- Full name: Ganbatyn Erdenebold
- Born: May 28, 1993 (age 33)
- Height: 5 ft 2 in (1.57 m)

Gymnastics career
- Discipline: Men's artistic gymnastics
- Country represented: Mongolia
- Medal record
Men's artistic gymnastics
Representing Mongolia
Youth Olympic Games
| Gold medal – first place | 2010 Singapore | Vault |
Junior Asian Championships
| Silver medal – second place | 2010 Chiba | Vault |

= Ganbatyn Erdenebold =

Mongolian artistic gymnast (born 1993)

Ganbat (Ganbatyn) Erdenebold (Ганбатын Эрдэнэболд; born May 28, 1993) is a Mongolian artistic gymnast.

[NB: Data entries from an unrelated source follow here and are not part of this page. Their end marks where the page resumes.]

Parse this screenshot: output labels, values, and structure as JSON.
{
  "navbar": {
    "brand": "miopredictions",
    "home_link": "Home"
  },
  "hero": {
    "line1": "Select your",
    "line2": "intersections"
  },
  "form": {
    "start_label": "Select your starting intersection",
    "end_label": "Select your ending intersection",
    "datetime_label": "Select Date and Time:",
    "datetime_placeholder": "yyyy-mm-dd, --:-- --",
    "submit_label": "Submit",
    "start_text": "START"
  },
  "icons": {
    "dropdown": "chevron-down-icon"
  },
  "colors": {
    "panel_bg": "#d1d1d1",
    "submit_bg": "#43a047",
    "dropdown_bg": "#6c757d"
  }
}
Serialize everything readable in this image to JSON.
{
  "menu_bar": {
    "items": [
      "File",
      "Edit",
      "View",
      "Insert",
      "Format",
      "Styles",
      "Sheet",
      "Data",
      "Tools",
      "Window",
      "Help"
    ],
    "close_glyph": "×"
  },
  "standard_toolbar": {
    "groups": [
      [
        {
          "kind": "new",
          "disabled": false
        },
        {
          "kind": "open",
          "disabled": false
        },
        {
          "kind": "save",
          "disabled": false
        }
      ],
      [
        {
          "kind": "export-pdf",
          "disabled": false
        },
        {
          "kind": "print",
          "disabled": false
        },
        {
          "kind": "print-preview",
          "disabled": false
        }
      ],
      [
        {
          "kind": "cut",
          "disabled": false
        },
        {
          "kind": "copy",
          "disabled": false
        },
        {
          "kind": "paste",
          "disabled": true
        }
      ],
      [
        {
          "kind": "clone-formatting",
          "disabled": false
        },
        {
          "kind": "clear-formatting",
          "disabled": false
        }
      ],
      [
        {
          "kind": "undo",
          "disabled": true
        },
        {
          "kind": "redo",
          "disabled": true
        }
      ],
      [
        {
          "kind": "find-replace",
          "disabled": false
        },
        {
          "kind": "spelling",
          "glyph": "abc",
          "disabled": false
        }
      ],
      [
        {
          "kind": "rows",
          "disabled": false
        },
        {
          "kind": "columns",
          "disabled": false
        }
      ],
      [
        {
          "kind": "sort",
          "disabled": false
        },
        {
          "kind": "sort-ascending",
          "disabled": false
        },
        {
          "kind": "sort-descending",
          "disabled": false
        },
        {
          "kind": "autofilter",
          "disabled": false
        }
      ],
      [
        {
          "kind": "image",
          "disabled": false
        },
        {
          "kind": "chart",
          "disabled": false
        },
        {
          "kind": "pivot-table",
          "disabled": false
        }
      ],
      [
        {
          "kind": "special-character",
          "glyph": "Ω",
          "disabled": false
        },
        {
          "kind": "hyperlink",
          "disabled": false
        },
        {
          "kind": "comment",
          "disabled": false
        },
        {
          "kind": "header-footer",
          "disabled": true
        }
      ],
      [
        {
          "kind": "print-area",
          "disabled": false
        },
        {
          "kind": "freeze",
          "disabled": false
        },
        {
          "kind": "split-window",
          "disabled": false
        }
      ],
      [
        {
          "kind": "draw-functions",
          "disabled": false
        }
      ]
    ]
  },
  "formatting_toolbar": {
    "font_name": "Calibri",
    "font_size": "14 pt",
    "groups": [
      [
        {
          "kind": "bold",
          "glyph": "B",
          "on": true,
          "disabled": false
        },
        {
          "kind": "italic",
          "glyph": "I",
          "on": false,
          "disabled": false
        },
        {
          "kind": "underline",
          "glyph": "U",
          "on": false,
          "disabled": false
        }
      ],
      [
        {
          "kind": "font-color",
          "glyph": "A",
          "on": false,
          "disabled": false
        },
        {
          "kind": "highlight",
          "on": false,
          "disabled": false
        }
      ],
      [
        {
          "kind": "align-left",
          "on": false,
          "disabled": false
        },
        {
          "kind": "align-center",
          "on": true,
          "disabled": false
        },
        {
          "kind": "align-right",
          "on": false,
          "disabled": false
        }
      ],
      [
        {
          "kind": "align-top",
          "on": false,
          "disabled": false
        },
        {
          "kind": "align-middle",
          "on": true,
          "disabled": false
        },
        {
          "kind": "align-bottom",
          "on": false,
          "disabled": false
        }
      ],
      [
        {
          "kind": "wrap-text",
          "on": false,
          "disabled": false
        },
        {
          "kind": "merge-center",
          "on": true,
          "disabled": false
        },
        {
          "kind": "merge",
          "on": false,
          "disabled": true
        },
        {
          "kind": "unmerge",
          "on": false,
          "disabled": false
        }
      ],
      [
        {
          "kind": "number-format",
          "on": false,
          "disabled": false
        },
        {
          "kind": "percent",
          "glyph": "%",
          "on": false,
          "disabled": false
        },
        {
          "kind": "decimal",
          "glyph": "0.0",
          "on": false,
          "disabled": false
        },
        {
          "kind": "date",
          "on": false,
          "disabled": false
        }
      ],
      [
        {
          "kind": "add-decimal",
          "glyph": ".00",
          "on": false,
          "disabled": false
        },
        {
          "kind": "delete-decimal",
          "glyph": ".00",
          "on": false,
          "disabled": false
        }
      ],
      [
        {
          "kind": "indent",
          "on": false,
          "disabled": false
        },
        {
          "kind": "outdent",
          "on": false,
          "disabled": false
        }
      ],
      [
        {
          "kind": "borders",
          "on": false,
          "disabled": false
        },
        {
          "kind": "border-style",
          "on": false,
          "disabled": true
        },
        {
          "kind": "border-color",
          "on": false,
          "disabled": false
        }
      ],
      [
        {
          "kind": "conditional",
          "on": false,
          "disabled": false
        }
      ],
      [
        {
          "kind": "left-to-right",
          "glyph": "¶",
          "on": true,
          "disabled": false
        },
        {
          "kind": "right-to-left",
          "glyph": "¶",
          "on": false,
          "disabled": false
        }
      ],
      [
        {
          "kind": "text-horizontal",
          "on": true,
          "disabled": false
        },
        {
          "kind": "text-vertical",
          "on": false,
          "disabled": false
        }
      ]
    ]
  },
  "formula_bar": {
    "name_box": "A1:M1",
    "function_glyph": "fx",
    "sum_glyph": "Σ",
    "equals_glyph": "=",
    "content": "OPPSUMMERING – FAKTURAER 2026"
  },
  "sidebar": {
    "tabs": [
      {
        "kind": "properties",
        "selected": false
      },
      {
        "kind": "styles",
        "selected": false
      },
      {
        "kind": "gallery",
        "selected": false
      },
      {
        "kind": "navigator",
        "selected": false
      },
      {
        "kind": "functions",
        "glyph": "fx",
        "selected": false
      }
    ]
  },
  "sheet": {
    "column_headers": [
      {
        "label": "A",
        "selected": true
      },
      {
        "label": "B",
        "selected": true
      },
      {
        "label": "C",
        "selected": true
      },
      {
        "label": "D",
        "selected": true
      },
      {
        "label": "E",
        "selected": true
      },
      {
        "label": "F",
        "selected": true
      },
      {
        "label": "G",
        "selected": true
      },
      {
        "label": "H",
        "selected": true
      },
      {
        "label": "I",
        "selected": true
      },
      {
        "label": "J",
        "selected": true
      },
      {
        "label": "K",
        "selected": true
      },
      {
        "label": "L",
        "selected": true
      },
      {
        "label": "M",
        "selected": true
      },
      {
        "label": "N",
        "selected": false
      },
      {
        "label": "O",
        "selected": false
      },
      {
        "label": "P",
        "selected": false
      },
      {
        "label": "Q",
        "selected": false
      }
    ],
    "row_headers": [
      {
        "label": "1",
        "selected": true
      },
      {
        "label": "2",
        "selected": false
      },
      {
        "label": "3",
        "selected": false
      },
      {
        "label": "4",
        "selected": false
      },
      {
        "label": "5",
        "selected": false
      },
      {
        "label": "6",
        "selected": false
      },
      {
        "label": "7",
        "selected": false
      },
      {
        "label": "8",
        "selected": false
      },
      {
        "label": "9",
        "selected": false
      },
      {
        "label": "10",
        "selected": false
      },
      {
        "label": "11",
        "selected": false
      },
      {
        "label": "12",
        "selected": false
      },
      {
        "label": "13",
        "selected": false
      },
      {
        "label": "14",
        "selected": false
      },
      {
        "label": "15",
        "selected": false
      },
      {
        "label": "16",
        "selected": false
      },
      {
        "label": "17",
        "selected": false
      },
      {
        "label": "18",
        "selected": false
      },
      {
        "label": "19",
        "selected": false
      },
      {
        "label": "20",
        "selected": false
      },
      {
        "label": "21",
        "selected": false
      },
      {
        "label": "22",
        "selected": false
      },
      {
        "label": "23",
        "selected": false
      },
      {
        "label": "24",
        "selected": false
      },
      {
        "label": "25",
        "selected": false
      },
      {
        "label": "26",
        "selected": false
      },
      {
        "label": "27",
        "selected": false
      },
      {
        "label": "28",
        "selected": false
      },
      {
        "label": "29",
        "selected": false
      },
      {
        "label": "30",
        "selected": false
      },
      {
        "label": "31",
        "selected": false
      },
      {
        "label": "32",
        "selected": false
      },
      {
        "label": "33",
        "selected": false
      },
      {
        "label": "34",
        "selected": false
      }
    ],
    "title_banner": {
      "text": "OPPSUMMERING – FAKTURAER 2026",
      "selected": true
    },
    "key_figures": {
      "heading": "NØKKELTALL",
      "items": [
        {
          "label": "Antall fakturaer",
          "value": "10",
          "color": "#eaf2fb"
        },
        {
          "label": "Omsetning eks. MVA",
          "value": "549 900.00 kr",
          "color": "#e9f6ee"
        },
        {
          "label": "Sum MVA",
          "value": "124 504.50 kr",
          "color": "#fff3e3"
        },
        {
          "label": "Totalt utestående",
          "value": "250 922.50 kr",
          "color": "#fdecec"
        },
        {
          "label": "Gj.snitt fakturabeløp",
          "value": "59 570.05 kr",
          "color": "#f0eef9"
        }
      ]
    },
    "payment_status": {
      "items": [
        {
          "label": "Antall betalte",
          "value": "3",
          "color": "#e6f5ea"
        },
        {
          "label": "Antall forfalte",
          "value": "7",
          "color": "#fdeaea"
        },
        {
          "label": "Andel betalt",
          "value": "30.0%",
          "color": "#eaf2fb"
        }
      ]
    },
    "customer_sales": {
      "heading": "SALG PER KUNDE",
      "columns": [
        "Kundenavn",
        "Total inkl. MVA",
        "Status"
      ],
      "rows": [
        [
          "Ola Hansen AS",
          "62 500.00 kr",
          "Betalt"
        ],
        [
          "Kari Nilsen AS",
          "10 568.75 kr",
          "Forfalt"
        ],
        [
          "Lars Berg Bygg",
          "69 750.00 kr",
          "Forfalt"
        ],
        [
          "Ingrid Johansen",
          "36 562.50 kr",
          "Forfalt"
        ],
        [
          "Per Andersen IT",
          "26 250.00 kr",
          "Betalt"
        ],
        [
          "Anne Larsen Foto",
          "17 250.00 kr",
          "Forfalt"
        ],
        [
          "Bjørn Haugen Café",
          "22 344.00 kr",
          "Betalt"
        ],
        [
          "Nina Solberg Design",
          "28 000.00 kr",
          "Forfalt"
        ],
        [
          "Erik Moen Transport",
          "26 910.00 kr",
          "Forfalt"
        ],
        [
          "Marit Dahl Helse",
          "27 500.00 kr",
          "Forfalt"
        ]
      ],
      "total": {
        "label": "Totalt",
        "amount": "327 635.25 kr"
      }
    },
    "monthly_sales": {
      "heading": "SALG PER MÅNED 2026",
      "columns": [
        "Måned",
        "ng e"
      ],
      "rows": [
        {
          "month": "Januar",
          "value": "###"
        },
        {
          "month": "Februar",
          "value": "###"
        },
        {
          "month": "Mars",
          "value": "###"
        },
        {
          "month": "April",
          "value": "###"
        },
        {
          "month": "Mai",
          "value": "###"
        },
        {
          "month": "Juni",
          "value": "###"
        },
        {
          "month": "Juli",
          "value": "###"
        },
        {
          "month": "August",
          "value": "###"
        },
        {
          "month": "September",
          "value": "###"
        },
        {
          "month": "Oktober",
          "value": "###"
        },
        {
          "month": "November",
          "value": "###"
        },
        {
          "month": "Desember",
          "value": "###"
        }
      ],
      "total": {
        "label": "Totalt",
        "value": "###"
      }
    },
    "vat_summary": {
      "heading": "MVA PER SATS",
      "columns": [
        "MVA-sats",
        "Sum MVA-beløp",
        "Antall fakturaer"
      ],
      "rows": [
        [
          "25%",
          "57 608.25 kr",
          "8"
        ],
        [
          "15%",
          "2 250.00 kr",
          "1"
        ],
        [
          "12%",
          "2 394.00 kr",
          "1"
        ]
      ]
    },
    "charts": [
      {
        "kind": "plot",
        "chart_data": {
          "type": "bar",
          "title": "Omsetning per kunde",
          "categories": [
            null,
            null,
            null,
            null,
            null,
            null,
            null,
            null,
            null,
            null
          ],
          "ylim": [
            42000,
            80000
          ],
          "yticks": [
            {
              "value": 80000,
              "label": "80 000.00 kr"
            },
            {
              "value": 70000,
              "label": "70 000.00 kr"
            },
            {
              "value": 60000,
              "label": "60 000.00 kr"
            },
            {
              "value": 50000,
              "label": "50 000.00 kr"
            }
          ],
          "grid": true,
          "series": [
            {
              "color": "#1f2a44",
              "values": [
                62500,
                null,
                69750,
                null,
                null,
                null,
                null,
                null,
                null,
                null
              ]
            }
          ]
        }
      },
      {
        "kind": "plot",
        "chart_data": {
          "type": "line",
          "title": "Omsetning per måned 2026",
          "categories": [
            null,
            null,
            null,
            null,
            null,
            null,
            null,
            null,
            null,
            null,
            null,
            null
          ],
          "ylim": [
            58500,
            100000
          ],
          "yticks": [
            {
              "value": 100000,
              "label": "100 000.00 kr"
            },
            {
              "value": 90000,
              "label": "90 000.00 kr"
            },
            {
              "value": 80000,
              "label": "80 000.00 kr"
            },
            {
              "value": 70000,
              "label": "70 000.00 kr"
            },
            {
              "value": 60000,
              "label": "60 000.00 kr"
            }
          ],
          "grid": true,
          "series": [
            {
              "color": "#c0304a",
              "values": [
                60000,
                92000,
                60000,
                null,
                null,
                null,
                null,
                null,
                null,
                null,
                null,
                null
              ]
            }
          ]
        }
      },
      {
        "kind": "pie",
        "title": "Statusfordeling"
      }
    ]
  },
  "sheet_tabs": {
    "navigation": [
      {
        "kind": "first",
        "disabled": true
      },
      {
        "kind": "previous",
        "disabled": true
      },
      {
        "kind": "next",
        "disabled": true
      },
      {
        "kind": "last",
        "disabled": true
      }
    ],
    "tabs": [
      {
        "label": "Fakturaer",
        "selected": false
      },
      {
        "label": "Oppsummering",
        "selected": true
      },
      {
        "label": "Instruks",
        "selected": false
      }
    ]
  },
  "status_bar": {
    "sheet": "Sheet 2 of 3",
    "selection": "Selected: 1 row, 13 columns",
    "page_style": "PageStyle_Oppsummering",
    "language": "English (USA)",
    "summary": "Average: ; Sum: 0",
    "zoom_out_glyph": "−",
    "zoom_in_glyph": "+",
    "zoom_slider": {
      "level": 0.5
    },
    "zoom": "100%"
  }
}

He represented Mongolia
at the 2010 Summer Youth Olympics where he won an individual gold medal
on the vault.

== 2010 Summer Youth Olympics ==
At the 2010 Summer Youth Olympics, Erdeneboldt qualified 37th in the all-around, and did not qualify for the individual all around final.
However, in the event finals, he was able to earn a gold medal on vault, a first for Mongolia. He also placed 5th on the still rings.

== Senior Career ==

Ganbatyn Erdenebold attended the 2011 World Artistic Gymnastics Championships in Tokyo, Japan, where he placed 19th on vault with a score of 15.733. In the all-around Ganbatyn finished 123rd with a score of 77.498 points. Ganbatyn also took part in the 2015 World Artistic Gymnastics Championships in Glasgow, UK, where he placed 16th on vault during the qualification round with a score of 14.483, as well as 116th in the all-around with a score of 74.864 points.